Do you have a confession to make about a purchase you shouldn't have made? Whether it's the $600 treadmill you bought on a credit card, then used as a really expensive clothes hanger, or that collection of pricey handbags you just had to have, Spendster.org is the place to bare your frivolous soul.
/ Source: The Associated Press

Do you have a confession to make about a purchase you shouldn't have made?

Whether it's the $600 treadmill you bought on a credit card, then used as a really expensive clothes hanger, or that collection of pricey handbags you just had to have, Spendster.org is the place to bare your frivolous soul.

A new site from the National Endowment for Financial Education, a nonprofit that aims to help people learn about handling money, Spendster.org is intended to give people a place where they can admit their poor spending habits as a step toward developing better ones.

Posted videos range from walks with a shaky handheld camera through an apartment loaded with unused appliances and sporting equipment, to a slickly produced visit with a woman whose penchant for buying new shoes threatens her dream trip to Italy.
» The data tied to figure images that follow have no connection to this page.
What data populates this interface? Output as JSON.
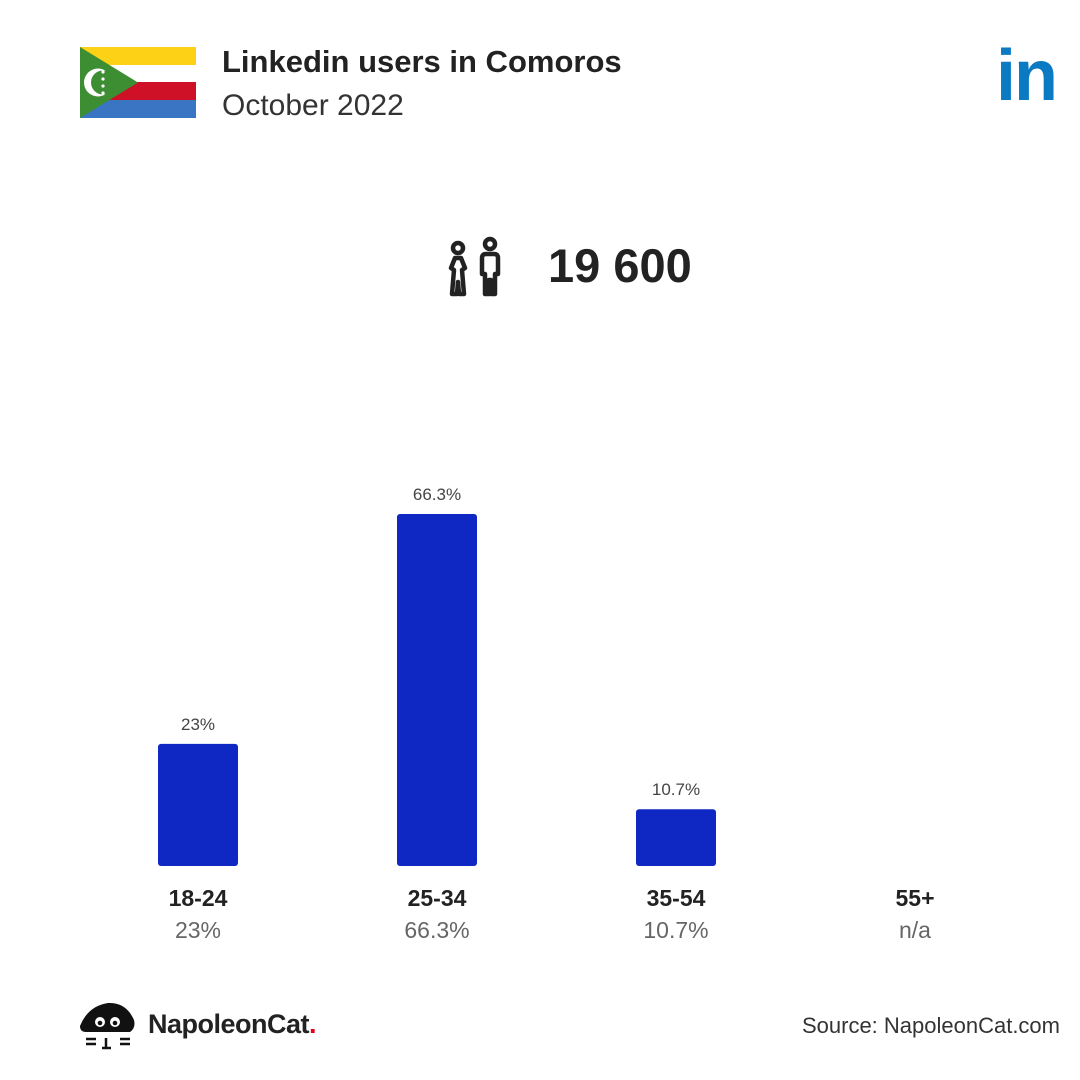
{
  "header": {
    "title": "Linkedin users in Comoros",
    "subtitle": "October 2022",
    "logo_text": "in",
    "flag_icon": "comoros-flag",
    "brand_icon": "linkedin-logo"
  },
  "summary": {
    "icon": "people-icon",
    "total_users": "19 600"
  },
  "chart_data": {
    "type": "bar",
    "categories": [
      "18-24",
      "25-34",
      "35-54",
      "55+"
    ],
    "values": [
      23,
      66.3,
      10.7,
      null
    ],
    "value_labels": [
      "23%",
      "66.3%",
      "10.7%",
      ""
    ],
    "category_values": [
      "23%",
      "66.3%",
      "10.7%",
      "n/a"
    ],
    "ylim": [
      0,
      66.3
    ],
    "colors": {
      "bar": "#0f28c3"
    },
    "grid": false,
    "legend": "none"
  },
  "footer": {
    "brand_name": "NapoleonCat",
    "brand_dot": ".",
    "brand_icon": "napoleoncat-logo",
    "source": "Source: NapoleonCat.com"
  },
  "colors": {
    "linkedin_blue": "#0a7ac2",
    "bar_blue": "#0f28c3",
    "text_dark": "#222222",
    "text_muted": "#555555",
    "napoleoncat_red": "#e2001a"
  }
}
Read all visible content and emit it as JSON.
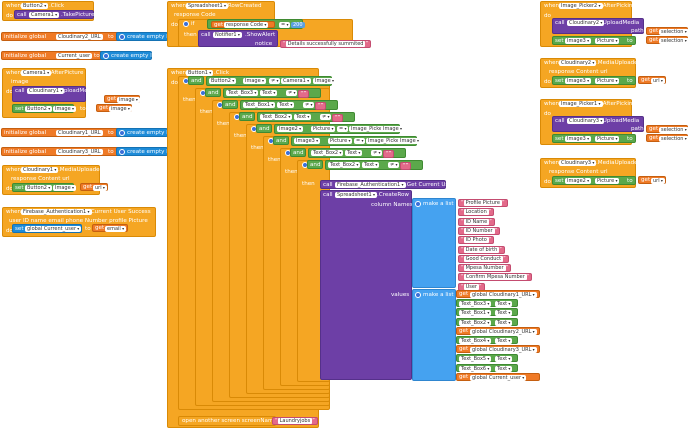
{
  "colors": {
    "event": "#f5a623",
    "component": "#6d3fa6",
    "property": "#5ba84b",
    "variable": "#1d8bd8",
    "text": "#e36a8a",
    "get": "#ef7a26",
    "list": "#45a2f0"
  },
  "b_btn2": {
    "when": "when",
    "comp": "Button2",
    "event": ".Click",
    "do": "do",
    "call": "call",
    "comp2": "Camera1",
    "method": ".TakePicture"
  },
  "g1": {
    "kw": "initialize global",
    "name": "Cloudinary2_URL",
    "to": "to",
    "val": "create empty list"
  },
  "g2": {
    "kw": "initialize global",
    "name": "Current_user",
    "to": "to",
    "val": "create empty list"
  },
  "b_cam": {
    "when": "when",
    "comp": "Camera1",
    "event": ".AfterPicture",
    "param": "image",
    "do": "do",
    "call": "call",
    "comp2": "Cloudinary1",
    "method": ".UploadMedia",
    "path": "path",
    "get": "get",
    "getval": "image",
    "set": "set",
    "btn": "Button2",
    "prop": "Image",
    "to": "to",
    "get2": "get",
    "getval2": "image"
  },
  "g3": {
    "kw": "initialize global",
    "name": "Cloudinary1_URL",
    "to": "to",
    "val": "create empty list"
  },
  "g4": {
    "kw": "initialize global",
    "name": "Cloudinary3_URL",
    "to": "to",
    "val": "create empty list"
  },
  "b_cl1": {
    "when": "when",
    "comp": "Cloudinary1",
    "event": ".MediaUploaded",
    "params": "response Content   url",
    "do": "do",
    "set": "set",
    "btn": "Button2",
    "prop": "Image",
    "to": "to",
    "get": "get",
    "getval": "url"
  },
  "b_fb": {
    "when": "when",
    "comp": "Firebase_Authentication1",
    "event": ".Current User Success",
    "params": "user ID   name   email   phone Number   profile Picture",
    "do": "do",
    "set": "set",
    "var": "global Current_user",
    "to": "to",
    "get": "get",
    "getval": "email"
  },
  "b_ss": {
    "when": "when",
    "comp": "Spreadsheet1",
    "event": ".RowCreated",
    "param": "response Code",
    "do": "do",
    "if": "if",
    "get": "get",
    "getval": "response Code",
    "op": "=",
    "num": "200",
    "then": "then",
    "call": "call",
    "comp2": "Notifier1",
    "method": ".ShowAlert",
    "notice": "notice",
    "msg": "Details successfully summited"
  },
  "b_main": {
    "when": "when",
    "comp": "Button1",
    "event": ".Click",
    "do": "do",
    "and": "and",
    "then": "then",
    "conds": [
      {
        "l": "Button2",
        "lp": "Image",
        "op": "≠",
        "r": "Camera1",
        "rp": "Image"
      },
      {
        "l": "Text_Box3",
        "lp": "Text",
        "op": "≠",
        "r": ""
      },
      {
        "l": "Text_Box1",
        "lp": "Text",
        "op": "≠",
        "r": ""
      },
      {
        "l": "Text_Box2",
        "lp": "Text",
        "op": "≠",
        "r": ""
      },
      {
        "l": "Image2",
        "lp": "Picture",
        "op": "=",
        "r": "Image_Picker2",
        "rp": "Image"
      },
      {
        "l": "Image3",
        "lp": "Picture",
        "op": "=",
        "r": "Image_Picker2",
        "rp": "Image"
      },
      {
        "l": "Text_Box2",
        "lp": "Text",
        "op": "≠",
        "r": ""
      },
      {
        "l": "Text_Box2",
        "lp": "Text",
        "op": "≠",
        "r": ""
      }
    ],
    "call1": "call",
    "fb": "Firebase_Authentication1",
    "m1": ".Get Current User",
    "call2": "call",
    "ss": "Spreadsheet1",
    "m2": ".CreateRow",
    "colnames": "column Names",
    "makelist": "make a list",
    "values": "values",
    "makelist2": "make a list",
    "columns": [
      "Profile Picture",
      "Location",
      "ID Name",
      "ID Number",
      "ID Photo",
      "Date of birth",
      "Good Conduct",
      "Mpesa Number",
      "Confirm Mpesa Number",
      "User"
    ],
    "vals": [
      {
        "type": "get",
        "v": "global Cloudinary1_URL"
      },
      {
        "type": "tb",
        "c": "Text_Box3",
        "p": "Text"
      },
      {
        "type": "tb",
        "c": "Text_Box1",
        "p": "Text"
      },
      {
        "type": "tb",
        "c": "Text_Box2",
        "p": "Text"
      },
      {
        "type": "get",
        "v": "global Cloudinary2_URL"
      },
      {
        "type": "tb",
        "c": "Text_Box4",
        "p": "Text"
      },
      {
        "type": "get",
        "v": "global Cloudinary3_URL"
      },
      {
        "type": "tb",
        "c": "Text_Box5",
        "p": "Text"
      },
      {
        "type": "tb",
        "c": "Text_Box6",
        "p": "Text"
      },
      {
        "type": "get",
        "v": "global Current_user"
      }
    ],
    "open": "open another screen  screenName",
    "screen": "Laundryjobs"
  },
  "b_ip2": {
    "when": "when",
    "comp": "Image_Picker2",
    "event": ".AfterPicking",
    "do": "do",
    "call": "call",
    "comp2": "Cloudinary2",
    "method": ".UploadMedia",
    "path": "path",
    "get": "get",
    "getval": "selection",
    "set": "set",
    "img": "Image3",
    "prop": "Picture",
    "to": "to",
    "get2": "get",
    "getval2": "selection"
  },
  "b_cl2": {
    "when": "when",
    "comp": "Cloudinary2",
    "event": ".MediaUploaded",
    "params": "response Content   url",
    "do": "do",
    "set": "set",
    "img": "Image3",
    "prop": "Picture",
    "to": "to",
    "get": "get",
    "getval": "url"
  },
  "b_ip1": {
    "when": "when",
    "comp": "Image_Picker1",
    "event": ".AfterPicking",
    "do": "do",
    "call": "call",
    "comp2": "Cloudinary3",
    "method": ".UploadMedia",
    "path": "path",
    "get": "get",
    "getval": "selection",
    "set": "set",
    "img": "Image3",
    "prop": "Picture",
    "to": "to",
    "get2": "get",
    "getval2": "selection"
  },
  "b_cl3": {
    "when": "when",
    "comp": "Cloudinary3",
    "event": ".MediaUploaded",
    "params": "response Content   url",
    "do": "do",
    "set": "set",
    "img": "Image2",
    "prop": "Picture",
    "to": "to",
    "get": "get",
    "getval": "url"
  }
}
It's subtitled, "The sad tale of a girl who traded what she wanted most for what she wanted at the moment."

The videos have many similar punchlines. "Everything was on sale," says one woman at the end of a film of her shopping her heart out. "I went over my budget, but it was all on sale." Another features a woman who admits her habit of buying multiple large cups of Diet Coke each day at a local convenience store, which she quickly calculates equals about $90 a month, or $1,080 per year, or $10,800 over 10 years. "Gee, that's a lot of money down the drain," she concludes.

Beyond the entertainment of sharing in other people's spending mistakes, Spendster.org offers users a chance to calculate how much they spent on their own junk. But more importantly they can compare how much it would have cost if they put it on a credit card, versus how much they could have earned if the money was invested or put in a savings account. There's a page that offers advice for shoppers before they head out to the store and a space to enter comments about your personal revelations regarding wasteful spending.

It's all aimed at getting people to think more about their spending. As the site's advice page "More Stuff" notes, "Sometimes, after you've thought about it more, you realize you really don't want to spend that money."